O surpreendente texto afirma:

"Na fiscalização do sistema eletrônico de votação, embora não tenha apontado, também não excluiu a possibilidade da existência de fraude ou inconsistência nas urnas eletrônicas e no processo eleitoral de 2022."

Evidentemente trata-se de um texto sob encomenda para tentar aplacar a fúria de Bolsonaro e dos bolsonaristas com o fato de os militares terem simplesmente confirmado que não se comprovou fraude nas urnas eletrônicas. O presidente da República insistiu na existência de fraude durante todo o seu governo.

Após o primeiro turno, um encontro entre o ministro e o Bolsonaro levantou suspeitas de que Paulo Sérgio Nogueira teria repassado ao chefe resultados da fiscalização nas urnas apontando que não foram detectados problemas.

Não teria sido divulgado o documento por causa da insatisfação do mandatário do Planalto com o relatório que contrariava suas afirmações. O presidente do Tribunal Superior Eleitoral, Alexandre de Moraes, decidiu, então, cobrar os documentos sob o seguinte argumento:

"As notícias de realização de auditoria das urnas pelas Forças Armadas, mediante entrega de relatório ao candidato à reeleição, parecem demonstrar a intenção de satisfazer a vontade eleitoral manifestada pelo chefe do Executivo, podendo caracterizar, em tese, desvio de finalidade e abuso de poder."

Diante das cobranças, o Ministério da Defesa acabou dizendo que divulgaria o resultado do que chama de "fiscalização" só depois do segundo turno.
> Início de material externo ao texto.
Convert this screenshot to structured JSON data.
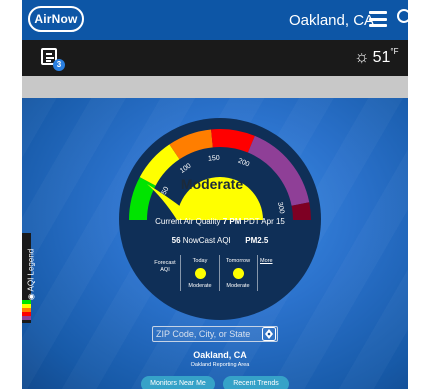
{
  "header": {
    "logo_text": "AirNow",
    "location": "Oakland, CA",
    "notification_count": "3",
    "weather_temp": "51",
    "weather_unit": "°F"
  },
  "gauge": {
    "category": "Moderate",
    "tick_labels": [
      "50",
      "100",
      "150",
      "200",
      "300"
    ],
    "band_colors": {
      "good": "#00e400",
      "moderate": "#ffff00",
      "usg": "#ff7e00",
      "unhealthy": "#ff0000",
      "very_unhealthy": "#8f3f97",
      "hazardous": "#7e0023"
    },
    "current_text_prefix": "Current Air Quality",
    "current_time": "7 PM",
    "current_suffix": "PDT Apr 15",
    "nowcast_value": "56",
    "nowcast_label": "NowCast AQI",
    "pollutant": "PM2.5"
  },
  "forecast": {
    "label": "Forecast AQI",
    "today_label": "Today",
    "today_value": "Moderate",
    "tomorrow_label": "Tomorrow",
    "tomorrow_value": "Moderate",
    "more_label": "More"
  },
  "legend": {
    "label": "AQI Legend"
  },
  "search": {
    "placeholder": "ZIP Code, City, or State",
    "city": "Oakland, CA",
    "area": "Oakland Reporting Area"
  },
  "buttons": {
    "monitors": "Monitors Near Me",
    "trends": "Recent Trends"
  }
}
O silêncio alimentou especulações de que poderia vir um resultado bombástico. As redes bolsonaristas e os aliados do presidente se encheram de gás. O próprio presidente do PL, Valdemar Costa Neto, declarou que só reconheceria o resultado da eleição depois de divulgado o relatório das Forças Armadas.

Afinal, segundo ele, se nada havia sido ainda divulgado, é porque tinha "alguma coisa".
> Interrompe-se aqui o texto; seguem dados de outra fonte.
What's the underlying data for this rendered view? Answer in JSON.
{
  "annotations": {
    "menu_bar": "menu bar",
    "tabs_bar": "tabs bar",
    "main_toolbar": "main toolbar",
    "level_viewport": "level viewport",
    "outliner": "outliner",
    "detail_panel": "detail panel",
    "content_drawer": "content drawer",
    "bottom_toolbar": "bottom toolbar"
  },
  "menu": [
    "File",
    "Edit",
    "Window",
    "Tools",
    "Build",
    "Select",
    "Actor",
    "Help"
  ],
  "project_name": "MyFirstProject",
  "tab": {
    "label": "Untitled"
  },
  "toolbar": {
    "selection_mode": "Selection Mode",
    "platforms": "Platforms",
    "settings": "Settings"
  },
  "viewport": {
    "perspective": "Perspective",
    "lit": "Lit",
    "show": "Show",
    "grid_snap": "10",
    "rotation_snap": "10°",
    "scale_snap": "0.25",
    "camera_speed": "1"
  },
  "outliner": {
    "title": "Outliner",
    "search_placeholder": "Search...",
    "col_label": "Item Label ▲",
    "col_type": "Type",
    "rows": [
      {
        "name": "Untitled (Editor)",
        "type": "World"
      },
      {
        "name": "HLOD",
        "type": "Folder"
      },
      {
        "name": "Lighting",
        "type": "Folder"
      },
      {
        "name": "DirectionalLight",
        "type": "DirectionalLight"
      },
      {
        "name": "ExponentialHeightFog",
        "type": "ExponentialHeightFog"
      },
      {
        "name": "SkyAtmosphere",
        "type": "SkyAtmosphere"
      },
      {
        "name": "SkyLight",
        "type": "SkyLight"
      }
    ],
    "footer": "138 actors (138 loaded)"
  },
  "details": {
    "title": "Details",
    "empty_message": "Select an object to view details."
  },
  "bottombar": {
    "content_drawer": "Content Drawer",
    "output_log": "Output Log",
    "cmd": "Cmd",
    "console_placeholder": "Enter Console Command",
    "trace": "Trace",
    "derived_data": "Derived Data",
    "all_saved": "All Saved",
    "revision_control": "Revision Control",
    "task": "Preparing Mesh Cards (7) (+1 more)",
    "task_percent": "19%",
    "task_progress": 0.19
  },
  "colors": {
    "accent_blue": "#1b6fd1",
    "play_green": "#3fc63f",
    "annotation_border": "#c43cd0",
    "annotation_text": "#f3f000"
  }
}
A estratégia do suspense, junto com o sumiço do presidente, manteve por algum tempo nas estradas os caminhoneiros pagos por empresários bolsonaristas e manteve, por mais tempo, manifestantes incautos nas ruas de algumas cidades.
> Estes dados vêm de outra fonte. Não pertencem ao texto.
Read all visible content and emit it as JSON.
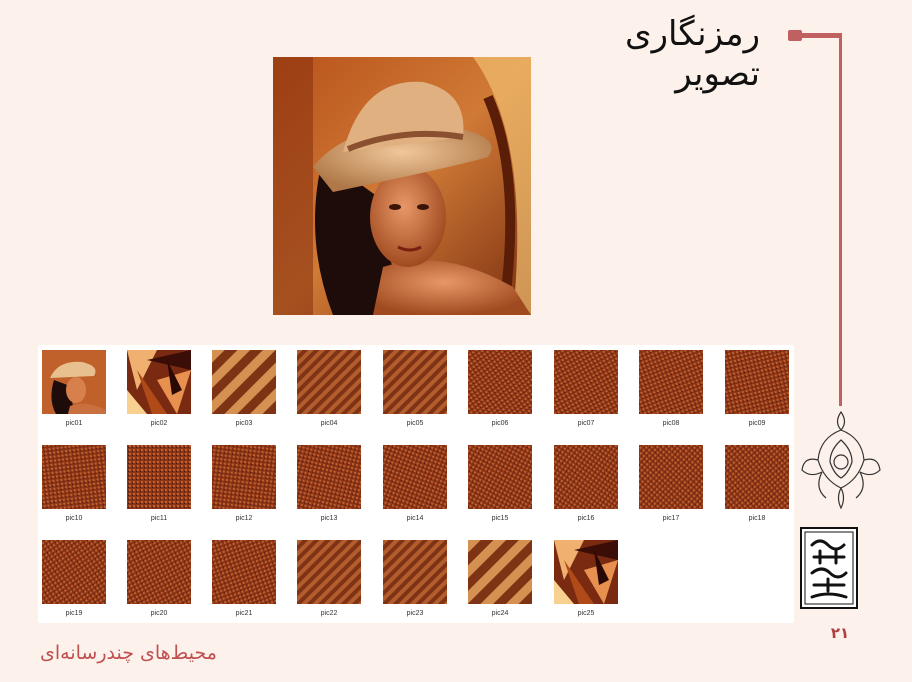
{
  "slide": {
    "title": "رمزنگاری تصویر",
    "footer": "محیط‌های چندرسانه‌ای",
    "page_number": "۲۱"
  },
  "colors": {
    "background": "#fdf1eb",
    "accent_line": "#c06060",
    "footer_text": "#c05050",
    "thumb_base": "#8a3a18"
  },
  "thumbnails": [
    {
      "label": "pic01",
      "kind": "photo"
    },
    {
      "label": "pic02",
      "kind": "shards"
    },
    {
      "label": "pic03",
      "kind": "diagonal-wide"
    },
    {
      "label": "pic04",
      "kind": "diagonal"
    },
    {
      "label": "pic05",
      "kind": "diagonal"
    },
    {
      "label": "pic06",
      "kind": "texture"
    },
    {
      "label": "pic07",
      "kind": "texture"
    },
    {
      "label": "pic08",
      "kind": "texture"
    },
    {
      "label": "pic09",
      "kind": "texture"
    },
    {
      "label": "pic10",
      "kind": "texture"
    },
    {
      "label": "pic11",
      "kind": "texture"
    },
    {
      "label": "pic12",
      "kind": "texture"
    },
    {
      "label": "pic13",
      "kind": "texture"
    },
    {
      "label": "pic14",
      "kind": "texture"
    },
    {
      "label": "pic15",
      "kind": "texture"
    },
    {
      "label": "pic16",
      "kind": "texture"
    },
    {
      "label": "pic17",
      "kind": "texture"
    },
    {
      "label": "pic18",
      "kind": "texture"
    },
    {
      "label": "pic19",
      "kind": "texture"
    },
    {
      "label": "pic20",
      "kind": "texture"
    },
    {
      "label": "pic21",
      "kind": "texture"
    },
    {
      "label": "pic22",
      "kind": "diagonal"
    },
    {
      "label": "pic23",
      "kind": "diagonal"
    },
    {
      "label": "pic24",
      "kind": "diagonal-wide"
    },
    {
      "label": "pic25",
      "kind": "shards"
    }
  ]
}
O silêncio dos militares também permitiu a alimentou a choradeira nos portões e nos muros dos quarteis pedindo "intervenção federal" (sic) contra o resultado das urnas.

Mas, ao final, o relatório teve que vir a público. E, como não poderia ser diferente, a montanha pariu um rato. Ou melhor: pariu essa última nota do Ministério da Defesa dizendo que nada concluiu.

O problema é que, por atos e omissões, os generais nomeados pelo presidente para ocupar os principais cargos da caserna — e até cargos da área civil — passaram o governo inteiro alimentando as expectativas golpistas de Bolsonaro e seus seguidores.

Com isso, jogaram no lixo a boa imagem conquistada nos anos de estabilidade democrática, civil, depois que desistiram da ditadura militar. Bolsonaro, que um dia foi acusado de tentar explodir áreas militares, agora explodiu de verdade a imagem das Forças.

O presidente transformou os comandantes da caserna numa espécie de centrão, capaz de baixar a cabeça e fazer qualquer coisa em troca das benesses do poder.

Foi por isso que, em seu discurso para parlamentares no auditório do Centro Cultural do Banco do Brasil, na quinta-feira, 10, Lula declarou que o presidente deve desculpas aos militares: por tê-los feito passar toda essa vergonha.

Lula tem razão. Mas não é só Bolsonaro quem deve desculpas. Os militares também precisam pedir perdão à nação por terem aceitado fazer o jogo de Bolsonaro durante todo este tempo.